For threatened retrogression none are more responsible than those who have known better, but who, willy-nilly for a price, have shunted public thought from facing actual conditions, to an abiding faith in the reverse of all of human experience. Hence the drifting with the flood tide of those conditions; and hence the miserable mix of the moment.

Take just one more gem, illustrative of the kind of self-contradictory stuff which the public has purblindly swallowed. It is out of the scrambled brain of one who assumes to see reformatively from “the hill of vision.”

(1) Pro: “If other men, living under the same conditions, succeed in maintaining their integrity, what excuse can the criminal claim for his failure to do the same?”

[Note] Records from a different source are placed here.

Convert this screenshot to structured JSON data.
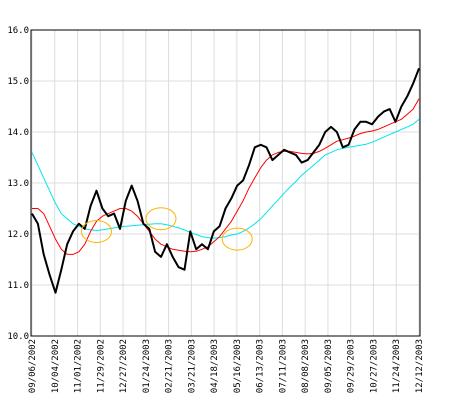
{
  "chart_data": {
    "type": "line",
    "title": "",
    "xlabel": "",
    "ylabel": "",
    "ylim": [
      10.0,
      16.0
    ],
    "grid": true,
    "x_tick_labels": [
      "09/06/2002",
      "10/04/2002",
      "11/01/2002",
      "11/29/2002",
      "12/27/2002",
      "01/24/2003",
      "02/21/2003",
      "03/21/2003",
      "04/18/2003",
      "05/16/2003",
      "06/13/2003",
      "07/11/2003",
      "08/08/2003",
      "09/05/2003",
      "09/29/2003",
      "10/27/2003",
      "11/24/2003",
      "12/12/2003"
    ],
    "y_tick_labels": [
      "10.0",
      "11.0",
      "12.0",
      "13.0",
      "14.0",
      "15.0",
      "16.0"
    ],
    "x": [
      "09/06/2002",
      "09/13/2002",
      "09/20/2002",
      "09/27/2002",
      "10/04/2002",
      "10/11/2002",
      "10/18/2002",
      "10/25/2002",
      "11/01/2002",
      "11/08/2002",
      "11/15/2002",
      "11/22/2002",
      "11/29/2002",
      "12/06/2002",
      "12/13/2002",
      "12/20/2002",
      "12/27/2002",
      "01/03/2003",
      "01/10/2003",
      "01/17/2003",
      "01/24/2003",
      "01/31/2003",
      "02/07/2003",
      "02/14/2003",
      "02/21/2003",
      "02/28/2003",
      "03/07/2003",
      "03/14/2003",
      "03/21/2003",
      "03/28/2003",
      "04/04/2003",
      "04/11/2003",
      "04/18/2003",
      "04/25/2003",
      "05/02/2003",
      "05/09/2003",
      "05/16/2003",
      "05/23/2003",
      "05/30/2003",
      "06/06/2003",
      "06/13/2003",
      "06/20/2003",
      "06/27/2003",
      "07/04/2003",
      "07/11/2003",
      "07/18/2003",
      "07/25/2003",
      "08/01/2003",
      "08/08/2003",
      "08/15/2003",
      "08/22/2003",
      "08/29/2003",
      "09/05/2003",
      "09/12/2003",
      "09/19/2003",
      "09/29/2003",
      "10/03/2003",
      "10/10/2003",
      "10/17/2003",
      "10/27/2003",
      "10/31/2003",
      "11/07/2003",
      "11/14/2003",
      "11/24/2003",
      "11/28/2003",
      "12/05/2003",
      "12/12/2003"
    ],
    "series": [
      {
        "color": "#000000",
        "width": 2,
        "values": [
          12.4,
          12.2,
          11.6,
          11.2,
          10.85,
          11.3,
          11.8,
          12.05,
          12.2,
          12.1,
          12.55,
          12.85,
          12.5,
          12.35,
          12.4,
          12.1,
          12.65,
          12.95,
          12.65,
          12.2,
          12.1,
          11.65,
          11.55,
          11.8,
          11.55,
          11.35,
          11.3,
          12.05,
          11.7,
          11.8,
          11.7,
          12.05,
          12.15,
          12.5,
          12.7,
          12.95,
          13.05,
          13.35,
          13.7,
          13.75,
          13.7,
          13.45,
          13.55,
          13.65,
          13.6,
          13.55,
          13.4,
          13.45,
          13.6,
          13.75,
          14.0,
          14.1,
          14.0,
          13.7,
          13.75,
          14.05,
          14.2,
          14.2,
          14.15,
          14.3,
          14.4,
          14.45,
          14.2,
          14.5,
          14.7,
          14.95,
          15.25
        ]
      },
      {
        "color": "#ff0000",
        "width": 1,
        "values": [
          12.5,
          12.5,
          12.4,
          12.15,
          11.9,
          11.7,
          11.6,
          11.6,
          11.65,
          11.8,
          12.05,
          12.25,
          12.35,
          12.4,
          12.45,
          12.5,
          12.5,
          12.45,
          12.35,
          12.2,
          12.05,
          11.9,
          11.8,
          11.75,
          11.7,
          11.68,
          11.66,
          11.65,
          11.66,
          11.7,
          11.75,
          11.85,
          11.95,
          12.1,
          12.25,
          12.45,
          12.65,
          12.9,
          13.1,
          13.3,
          13.45,
          13.55,
          13.6,
          13.62,
          13.62,
          13.6,
          13.58,
          13.57,
          13.58,
          13.62,
          13.68,
          13.75,
          13.82,
          13.85,
          13.88,
          13.92,
          13.97,
          14.0,
          14.02,
          14.05,
          14.1,
          14.15,
          14.2,
          14.25,
          14.35,
          14.45,
          14.65
        ]
      },
      {
        "color": "#00e5ee",
        "width": 1,
        "values": [
          13.6,
          13.35,
          13.1,
          12.85,
          12.6,
          12.4,
          12.3,
          12.2,
          12.15,
          12.1,
          12.08,
          12.07,
          12.08,
          12.1,
          12.12,
          12.14,
          12.15,
          12.16,
          12.17,
          12.18,
          12.19,
          12.2,
          12.2,
          12.18,
          12.15,
          12.12,
          12.08,
          12.03,
          11.99,
          11.95,
          11.93,
          11.92,
          11.93,
          11.95,
          11.98,
          12.0,
          12.05,
          12.12,
          12.2,
          12.3,
          12.42,
          12.55,
          12.67,
          12.8,
          12.92,
          13.03,
          13.15,
          13.25,
          13.35,
          13.45,
          13.55,
          13.6,
          13.65,
          13.68,
          13.7,
          13.72,
          13.74,
          13.76,
          13.8,
          13.85,
          13.9,
          13.95,
          14.0,
          14.05,
          14.1,
          14.15,
          14.25
        ]
      }
    ],
    "annotations": [
      {
        "shape": "ellipse",
        "color": "#ffb300",
        "x": "11/22/2002",
        "y": 12.05
      },
      {
        "shape": "ellipse",
        "color": "#ffb300",
        "x": "02/07/2003",
        "y": 12.3
      },
      {
        "shape": "ellipse",
        "color": "#ffb300",
        "x": "05/09/2003",
        "y": 11.9
      }
    ]
  }
}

(2) Con: “In conclusion, the criminal is a man whose faculties are not well balanced. ‘Just as the twig is bent, the tree’s inclined.’”

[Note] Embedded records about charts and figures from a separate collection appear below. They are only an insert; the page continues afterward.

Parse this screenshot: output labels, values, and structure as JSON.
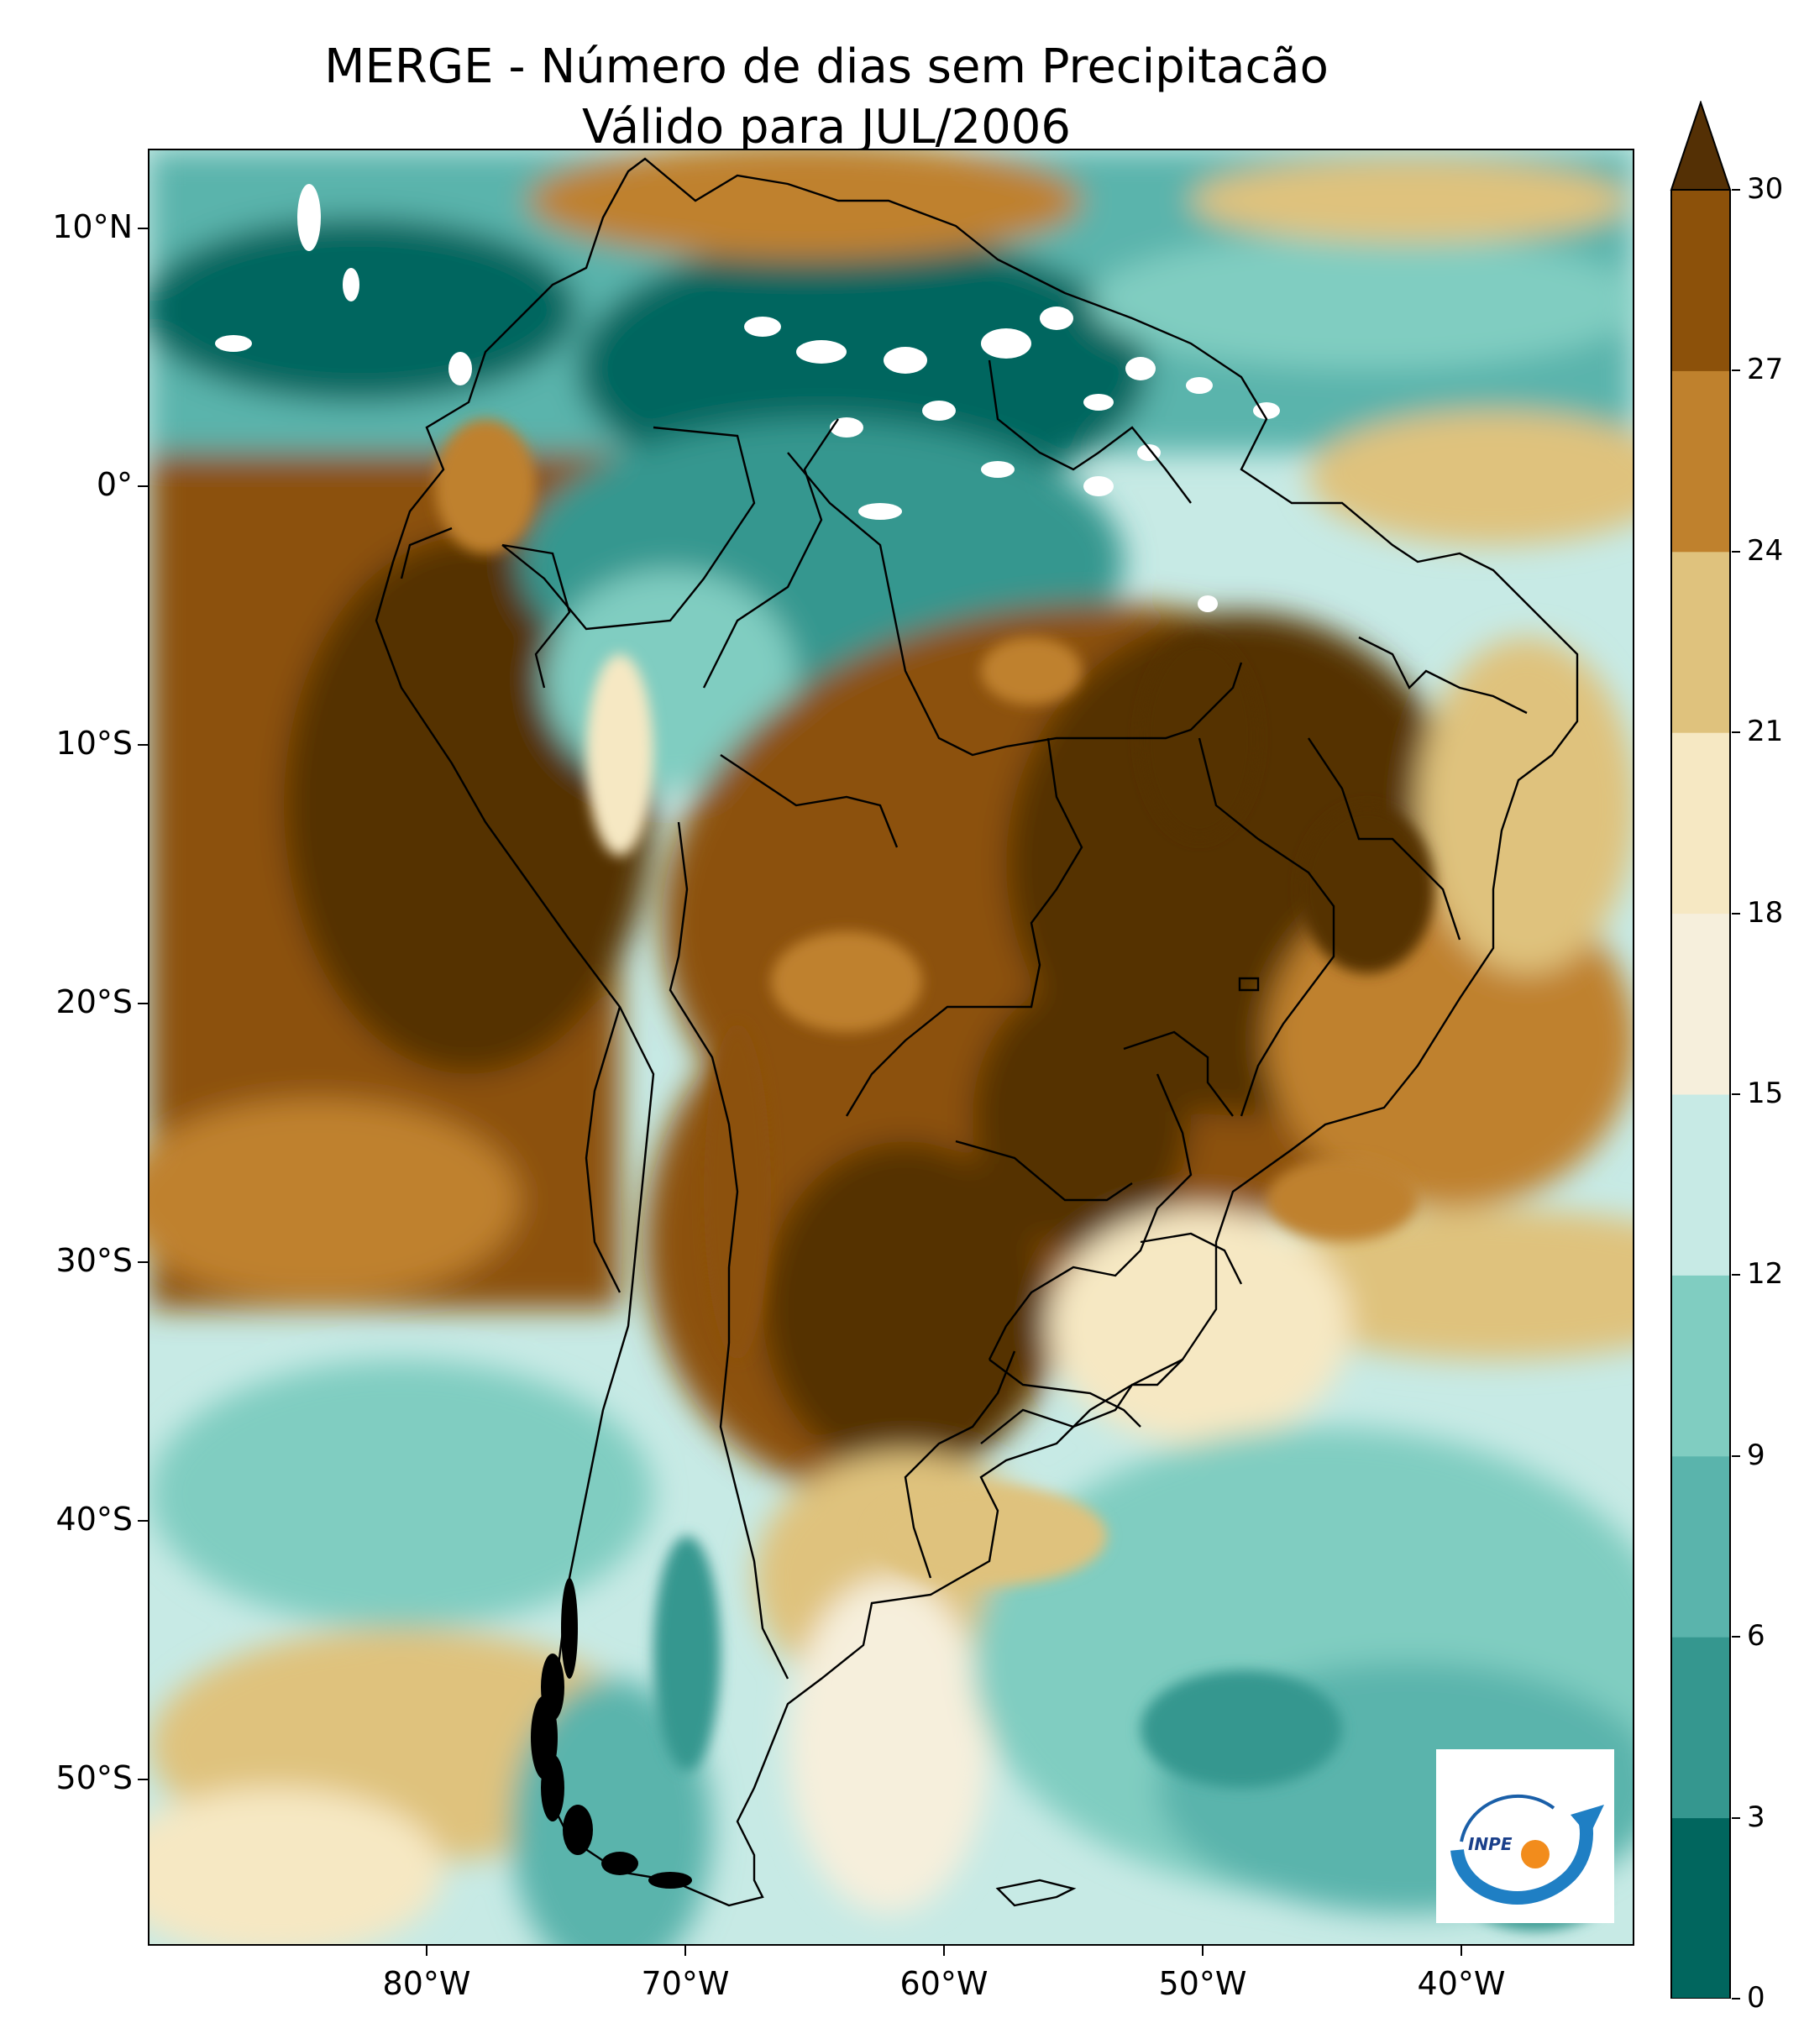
{
  "title": {
    "line1": "MERGE - Número de dias sem Precipitacão",
    "line2": "Válido para JUL/2006"
  },
  "axes": {
    "y_labels": [
      "10°N",
      "0°",
      "10°S",
      "20°S",
      "30°S",
      "40°S",
      "50°S"
    ],
    "x_labels": [
      "80°W",
      "70°W",
      "60°W",
      "50°W",
      "40°W"
    ]
  },
  "colorbar": {
    "ticks": [
      "0",
      "3",
      "6",
      "9",
      "12",
      "15",
      "18",
      "21",
      "24",
      "27",
      "30"
    ],
    "colors": [
      "#01665e",
      "#35978f",
      "#5ab4ac",
      "#80cdc1",
      "#c7eae5",
      "#f6efdc",
      "#f6e8c3",
      "#dfc27d",
      "#bf812d",
      "#8c510a",
      "#543005"
    ],
    "extend": "max"
  },
  "logo": {
    "text": "INPE"
  }
}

Broadly speaking, the “conclusion” is correct; but observe that it fights the companion question, tooth and nail. First off, the average man does not carry the handicap of congenital predisposition to thieve, as do most of instinctive thieves. As a “twig,” he was not “bent” and “inclined” that way. Secondly, “other men” had not “lived under the same conditions”; so the positive case is at once cleared of the cardinal hypothesis. And thirdly, since the criminal of the class indicated “is a man whose faculties are not well balanced”; and since “Just as the twig is bent the tree’s inclined,” he has at least two-fold limited excuse for his oblique thoughts and deeds, likewise claim upon our commiseration.

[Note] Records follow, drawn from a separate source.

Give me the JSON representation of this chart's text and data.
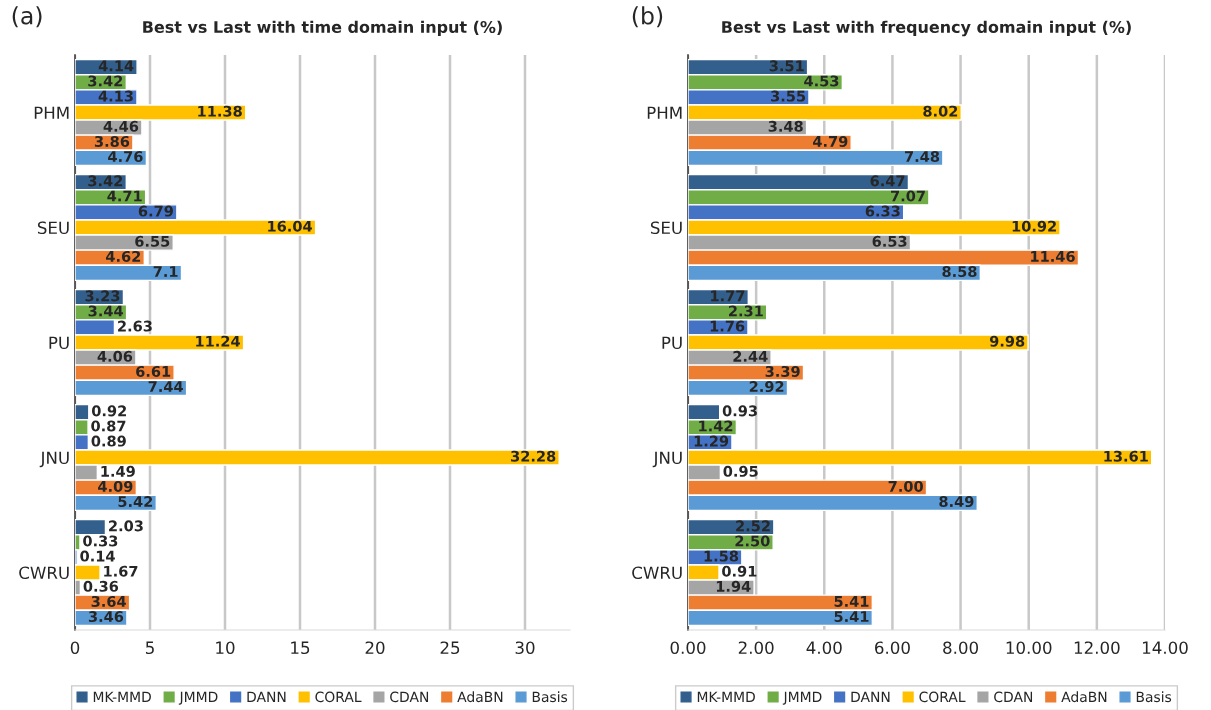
{
  "chart_data": [
    {
      "type": "bar",
      "orientation": "horizontal",
      "title": "Best vs Last with time domain input (%)",
      "annotations": [
        "(a)"
      ],
      "categories": [
        "PHM",
        "SEU",
        "PU",
        "JNU",
        "CWRU"
      ],
      "series": [
        {
          "name": "MK-MMD",
          "color": "#335f8c",
          "values": [
            4.14,
            3.42,
            3.23,
            0.92,
            2.03
          ],
          "value_labels": [
            "4.14",
            "3.42",
            "3.23",
            "0.92",
            "2.03"
          ]
        },
        {
          "name": "JMMD",
          "color": "#70ad47",
          "values": [
            3.42,
            4.71,
            3.44,
            0.87,
            0.33
          ],
          "value_labels": [
            "3.42",
            "4.71",
            "3.44",
            "0.87",
            "0.33"
          ]
        },
        {
          "name": "DANN",
          "color": "#4472c4",
          "values": [
            4.13,
            6.79,
            2.63,
            0.89,
            0.14
          ],
          "value_labels": [
            "4.13",
            "6.79",
            "2.63",
            "0.89",
            "0.14"
          ]
        },
        {
          "name": "CORAL",
          "color": "#ffc000",
          "values": [
            11.38,
            16.04,
            11.24,
            32.28,
            1.67
          ],
          "value_labels": [
            "11.38",
            "16.04",
            "11.24",
            "32.28",
            "1.67"
          ]
        },
        {
          "name": "CDAN",
          "color": "#a5a5a5",
          "values": [
            4.46,
            6.55,
            4.06,
            1.49,
            0.36
          ],
          "value_labels": [
            "4.46",
            "6.55",
            "4.06",
            "1.49",
            "0.36"
          ]
        },
        {
          "name": "AdaBN",
          "color": "#ed7d31",
          "values": [
            3.86,
            4.62,
            6.61,
            4.09,
            3.64
          ],
          "value_labels": [
            "3.86",
            "4.62",
            "6.61",
            "4.09",
            "3.64"
          ]
        },
        {
          "name": "Basis",
          "color": "#5b9bd5",
          "values": [
            4.76,
            7.1,
            7.44,
            5.42,
            3.46
          ],
          "value_labels": [
            "4.76",
            "7.1",
            "7.44",
            "5.42",
            "3.46"
          ]
        }
      ],
      "xlim": [
        0,
        33
      ],
      "xticks": [
        0,
        5,
        10,
        15,
        20,
        25,
        30
      ],
      "grid": "x",
      "legend": "bottom"
    },
    {
      "type": "bar",
      "orientation": "horizontal",
      "title": "Best vs Last with frequency domain input (%)",
      "annotations": [
        "(b)"
      ],
      "categories": [
        "PHM",
        "SEU",
        "PU",
        "JNU",
        "CWRU"
      ],
      "series": [
        {
          "name": "MK-MMD",
          "color": "#335f8c",
          "values": [
            3.51,
            6.47,
            1.77,
            0.93,
            2.52
          ],
          "value_labels": [
            "3.51",
            "6.47",
            "1.77",
            "0.93",
            "2.52"
          ]
        },
        {
          "name": "JMMD",
          "color": "#70ad47",
          "values": [
            4.53,
            7.07,
            2.31,
            1.42,
            2.5
          ],
          "value_labels": [
            "4.53",
            "7.07",
            "2.31",
            "1.42",
            "2.50"
          ]
        },
        {
          "name": "DANN",
          "color": "#4472c4",
          "values": [
            3.55,
            6.33,
            1.76,
            1.29,
            1.58
          ],
          "value_labels": [
            "3.55",
            "6.33",
            "1.76",
            "1.29",
            "1.58"
          ]
        },
        {
          "name": "CORAL",
          "color": "#ffc000",
          "values": [
            8.02,
            10.92,
            9.98,
            13.61,
            0.91
          ],
          "value_labels": [
            "8.02",
            "10.92",
            "9.98",
            "13.61",
            "0.91"
          ]
        },
        {
          "name": "CDAN",
          "color": "#a5a5a5",
          "values": [
            3.48,
            6.53,
            2.44,
            0.95,
            1.94
          ],
          "value_labels": [
            "3.48",
            "6.53",
            "2.44",
            "0.95",
            "1.94"
          ]
        },
        {
          "name": "AdaBN",
          "color": "#ed7d31",
          "values": [
            4.79,
            11.46,
            3.39,
            7.0,
            5.41
          ],
          "value_labels": [
            "4.79",
            "11.46",
            "3.39",
            "7.00",
            "5.41"
          ]
        },
        {
          "name": "Basis",
          "color": "#5b9bd5",
          "values": [
            7.48,
            8.58,
            2.92,
            8.49,
            5.41
          ],
          "value_labels": [
            "7.48",
            "8.58",
            "2.92",
            "8.49",
            "5.41"
          ]
        }
      ],
      "xlim": [
        0,
        14
      ],
      "xticks": [
        {
          "value": 0,
          "label": "0.00"
        },
        {
          "value": 2,
          "label": "2.00"
        },
        {
          "value": 4,
          "label": "4.00"
        },
        {
          "value": 6,
          "label": "6.00"
        },
        {
          "value": 8,
          "label": "8.00"
        },
        {
          "value": 10,
          "label": "10.00"
        },
        {
          "value": 12,
          "label": "12.00"
        },
        {
          "value": 14,
          "label": "14.00"
        }
      ],
      "grid": "x",
      "legend": "bottom"
    }
  ]
}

Examples of the kind given could be multiplied indefinitely; indeed, it is the exception to come upon socio-criminological writing that will stand up, even under large-lens analysis.

Thoughtless plungers, with their half-baked opinions, we have a’plenty; idiosyncratics are, of course, irrepressible, since like the true criminal, “their faculties are not well balanced”; the self-seeking advertiser never misses a throw no matter how cheap; purse-packing politicians play the penological game for the “rake off”; hectic emotionalists berate those who do not see with eyes blind to the wide-open machinations of criminal malingerers; kindergarten panaceas are seriously advanced as means by which to stop death-dealing bandits; and a dash of the seasoning of the conglomerate mess is done by every dilettante who has worried through the like of Freud’s “dream” stuff.

It wouldn’t occur to a bookkeeper that he could remove his coat and weld a better joint than can a blacksmith; nor to a lawyer that he could lay brick to line with a journeyman mason; but any man or woman who has fondled a fetich of reform, backed by the most casual knowledge of, and contact with criminals, has been cock sure of call to draw plans and specifications for seasoned criminologists to follow.

Therefore the game of penology has attracted and held very few big men, who have refused a vocation in which one must constantly adjust, then readjust, to the dissonant tinkling of little bells, rung by individuals who cannot be brought to listen for the fundamental tones of reform. And therefore puerile, patch-quilt prison methods, with rivalry between single-seeing cults as to which could place the greatest emphasis on bizarre banalities.

“All of true force is silent.” If you know baseball to its vitals, sit in the grand stand and test out that truism; observe there how the mouthy “fan” will miscall the turn, both on the player and the play. Observe, also, how the real student of the game is too busy following the finesse of the general play around the whole circuit, to be led into a Dervish dance over outstanding features. And observe that while “stars” may “twinkle,” it is the evenly-balanced team, and team work that nails the pennant to the staff.